Bystander Apathy And Communication – NITIE
It was the first week of my journey in a Business School. I was very excited that I will get a chance to listen and learn from the excellent faculty at NITIE.
I entered my business communication class. It was held in Auditorium which and no chairs. Professor Nikhil Mehta told us to form a circle and sat along with us in the circle. He explained that in his classes, he would just play the role of facilitator and we have to learn from our own experiences, and that he would not ‘teach’ us any theory but rather act as a catalyst so that we ourselves learn practically and draw our own inferences. We discussed which areas in Business Communication we would like to explore. However due to lack of time, we had to stop the discussion midway. It was decided that we would continue from that point in next class.

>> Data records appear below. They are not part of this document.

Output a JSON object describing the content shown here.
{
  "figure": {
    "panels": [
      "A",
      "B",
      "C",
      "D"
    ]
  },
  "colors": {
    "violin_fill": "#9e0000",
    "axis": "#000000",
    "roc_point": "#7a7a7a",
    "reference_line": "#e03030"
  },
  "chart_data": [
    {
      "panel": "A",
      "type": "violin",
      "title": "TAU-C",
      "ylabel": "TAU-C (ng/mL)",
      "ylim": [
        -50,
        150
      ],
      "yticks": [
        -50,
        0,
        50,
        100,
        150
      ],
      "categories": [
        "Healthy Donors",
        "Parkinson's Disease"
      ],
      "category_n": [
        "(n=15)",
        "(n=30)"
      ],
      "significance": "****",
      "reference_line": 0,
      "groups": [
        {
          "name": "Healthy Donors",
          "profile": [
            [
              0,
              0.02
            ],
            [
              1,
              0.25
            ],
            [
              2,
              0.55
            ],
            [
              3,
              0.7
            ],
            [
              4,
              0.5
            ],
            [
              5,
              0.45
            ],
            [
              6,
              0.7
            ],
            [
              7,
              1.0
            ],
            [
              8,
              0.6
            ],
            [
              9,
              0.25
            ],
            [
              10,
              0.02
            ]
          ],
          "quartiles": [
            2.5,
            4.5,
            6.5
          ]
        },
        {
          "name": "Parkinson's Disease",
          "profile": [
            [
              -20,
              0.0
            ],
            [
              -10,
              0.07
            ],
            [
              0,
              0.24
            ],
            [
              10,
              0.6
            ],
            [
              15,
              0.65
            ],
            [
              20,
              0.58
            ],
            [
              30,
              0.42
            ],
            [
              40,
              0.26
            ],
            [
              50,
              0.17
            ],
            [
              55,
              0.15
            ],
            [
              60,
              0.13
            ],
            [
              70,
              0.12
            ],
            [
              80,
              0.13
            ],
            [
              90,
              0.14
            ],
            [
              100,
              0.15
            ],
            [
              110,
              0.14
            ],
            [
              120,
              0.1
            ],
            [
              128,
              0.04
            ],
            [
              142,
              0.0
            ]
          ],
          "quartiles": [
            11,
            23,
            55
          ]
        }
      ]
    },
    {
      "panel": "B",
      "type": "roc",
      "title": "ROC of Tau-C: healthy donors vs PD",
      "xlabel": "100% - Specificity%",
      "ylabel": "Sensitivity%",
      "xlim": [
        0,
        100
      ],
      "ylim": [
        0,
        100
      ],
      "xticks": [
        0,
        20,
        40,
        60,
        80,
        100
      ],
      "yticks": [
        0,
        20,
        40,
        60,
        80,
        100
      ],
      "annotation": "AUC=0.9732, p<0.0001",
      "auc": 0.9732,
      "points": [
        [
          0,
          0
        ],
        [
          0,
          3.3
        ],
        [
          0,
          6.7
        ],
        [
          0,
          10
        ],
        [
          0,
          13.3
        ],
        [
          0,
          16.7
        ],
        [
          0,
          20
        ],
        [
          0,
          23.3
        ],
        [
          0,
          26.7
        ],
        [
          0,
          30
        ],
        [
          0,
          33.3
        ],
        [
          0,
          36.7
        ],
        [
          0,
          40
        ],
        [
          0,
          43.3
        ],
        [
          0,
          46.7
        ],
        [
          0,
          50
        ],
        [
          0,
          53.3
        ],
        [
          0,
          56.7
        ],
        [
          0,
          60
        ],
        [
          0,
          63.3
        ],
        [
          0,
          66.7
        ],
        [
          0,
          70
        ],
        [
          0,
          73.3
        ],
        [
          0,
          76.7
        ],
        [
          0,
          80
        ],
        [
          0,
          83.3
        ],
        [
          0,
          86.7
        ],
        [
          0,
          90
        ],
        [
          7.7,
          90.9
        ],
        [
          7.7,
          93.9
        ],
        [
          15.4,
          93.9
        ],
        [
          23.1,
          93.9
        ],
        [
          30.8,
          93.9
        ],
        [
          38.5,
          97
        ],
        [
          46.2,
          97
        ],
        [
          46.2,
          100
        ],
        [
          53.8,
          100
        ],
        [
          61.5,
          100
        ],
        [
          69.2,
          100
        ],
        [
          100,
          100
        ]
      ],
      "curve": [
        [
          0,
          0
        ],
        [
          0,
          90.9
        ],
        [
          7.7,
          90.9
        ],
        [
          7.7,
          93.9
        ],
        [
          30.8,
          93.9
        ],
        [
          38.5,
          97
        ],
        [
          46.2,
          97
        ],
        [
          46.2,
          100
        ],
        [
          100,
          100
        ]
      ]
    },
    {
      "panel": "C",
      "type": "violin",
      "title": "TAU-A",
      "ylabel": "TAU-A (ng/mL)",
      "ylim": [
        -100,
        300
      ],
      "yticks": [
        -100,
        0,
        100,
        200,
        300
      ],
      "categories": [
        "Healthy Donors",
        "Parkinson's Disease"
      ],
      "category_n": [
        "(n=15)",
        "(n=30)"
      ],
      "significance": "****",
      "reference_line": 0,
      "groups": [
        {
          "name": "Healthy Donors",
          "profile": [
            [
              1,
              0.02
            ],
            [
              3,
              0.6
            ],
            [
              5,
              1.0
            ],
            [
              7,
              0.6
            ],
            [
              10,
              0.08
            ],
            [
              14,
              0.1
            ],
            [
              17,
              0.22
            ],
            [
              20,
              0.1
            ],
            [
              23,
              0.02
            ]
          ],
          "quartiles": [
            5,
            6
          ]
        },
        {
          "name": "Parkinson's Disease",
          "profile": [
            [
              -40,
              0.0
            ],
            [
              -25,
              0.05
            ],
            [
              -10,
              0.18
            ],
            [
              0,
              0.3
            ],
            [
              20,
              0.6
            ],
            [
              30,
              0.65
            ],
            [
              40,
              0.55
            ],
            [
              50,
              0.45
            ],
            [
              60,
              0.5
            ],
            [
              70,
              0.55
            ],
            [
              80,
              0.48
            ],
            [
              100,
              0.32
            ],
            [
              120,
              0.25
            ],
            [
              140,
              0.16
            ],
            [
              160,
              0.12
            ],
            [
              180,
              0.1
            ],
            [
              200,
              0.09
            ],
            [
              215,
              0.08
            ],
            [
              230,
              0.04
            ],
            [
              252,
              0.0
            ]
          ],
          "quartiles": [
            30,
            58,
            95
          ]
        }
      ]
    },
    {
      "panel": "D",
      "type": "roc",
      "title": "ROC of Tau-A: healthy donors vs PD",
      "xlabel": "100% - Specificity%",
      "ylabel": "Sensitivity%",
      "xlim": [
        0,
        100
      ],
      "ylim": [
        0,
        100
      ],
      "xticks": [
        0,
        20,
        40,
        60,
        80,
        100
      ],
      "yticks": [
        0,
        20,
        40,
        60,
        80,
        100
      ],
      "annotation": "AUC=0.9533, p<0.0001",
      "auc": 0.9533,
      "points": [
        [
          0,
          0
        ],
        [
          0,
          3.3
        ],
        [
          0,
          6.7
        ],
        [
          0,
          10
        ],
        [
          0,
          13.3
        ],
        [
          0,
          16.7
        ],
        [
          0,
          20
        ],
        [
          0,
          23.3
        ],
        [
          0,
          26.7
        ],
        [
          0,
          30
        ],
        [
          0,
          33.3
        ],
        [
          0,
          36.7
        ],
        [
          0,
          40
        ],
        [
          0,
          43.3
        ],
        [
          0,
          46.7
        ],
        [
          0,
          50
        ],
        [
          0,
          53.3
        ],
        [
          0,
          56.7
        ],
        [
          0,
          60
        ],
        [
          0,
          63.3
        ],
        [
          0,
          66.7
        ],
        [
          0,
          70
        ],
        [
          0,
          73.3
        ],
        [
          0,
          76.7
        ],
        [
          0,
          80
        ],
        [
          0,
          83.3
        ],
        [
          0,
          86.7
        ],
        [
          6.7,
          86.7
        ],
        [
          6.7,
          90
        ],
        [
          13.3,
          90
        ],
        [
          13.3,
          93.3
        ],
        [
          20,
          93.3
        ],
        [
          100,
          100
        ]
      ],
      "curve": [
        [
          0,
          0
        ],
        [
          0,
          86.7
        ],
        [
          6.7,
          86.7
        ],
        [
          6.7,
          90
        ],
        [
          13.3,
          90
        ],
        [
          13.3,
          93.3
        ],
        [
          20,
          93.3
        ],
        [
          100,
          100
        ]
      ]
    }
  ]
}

In the first week, all other professors introduced their subjects and gave lectures. Prof Mehta’s second class was the last lecture in the first week. We entered the auditorium and sat in a circle just like the first class. We waited for Nikhil Sir to start the lecture. But he didn’t speak anything. This silence continued for more than 15 minutes. We were looking at each other- not sure what was happening, why sir didn’t start the lecture. A lot of thoughts were going on in our minds- had we done something wrong, what was supposed to be done. The deafening silence was growing louder and louder. Finally, sir asked us what was the reason none of us started the point where we had left in previous class. We told that since he was authority figure we waited for instructions from him to start the proceedings. Sir simply replied, “No one has stopped you from continuing where we had left”. Then the discussion continued. At the end of class, he told us to draw inferences from the observations in the class.
I realized that the same phenomenon would happen even in the professional world. People have multiple superiors and wait for explicit orders. When in a group we tend to relax and think that someone will do it. Ultimately no one does it. Popularly known as bystander apathy.
Why can’t we be the leader of our own space? Leadership is not something abstract. It manifests itself in everyday tasks. Rather than waiting for someone to give instructions, we should take initiative to be the agent for the change which we want to see.
This method of teaching where we learn ourselves rather than someone teaching is very effective. My perspective of looking at things really has changed after Business Communication class and has motivated me to make continuous self-improvements and grow as a person. This experience was the highlight of my first week at NITIE.
Which ABG company I would like to work for?
Aditya Birla Renewables Ltd
The prospects of harnessing energy sustainably from renewable sources fascinate me. This motivated me to take up Renewable Energy as elective during my final year of engineering. I would love to use my managerial skills supplemented with sound technical knowledge for contributing to the growth of Aditya Birla Renewables Ltd.
India’s new target of achieving 100 GW of solar power by 2022 makes renewable energy sector full of exciting opportunities and challenges. Being part of Aditya Birla Renewables Ltd would provide me with a head start for my Techno-Managerial career in Renewable Energy sector.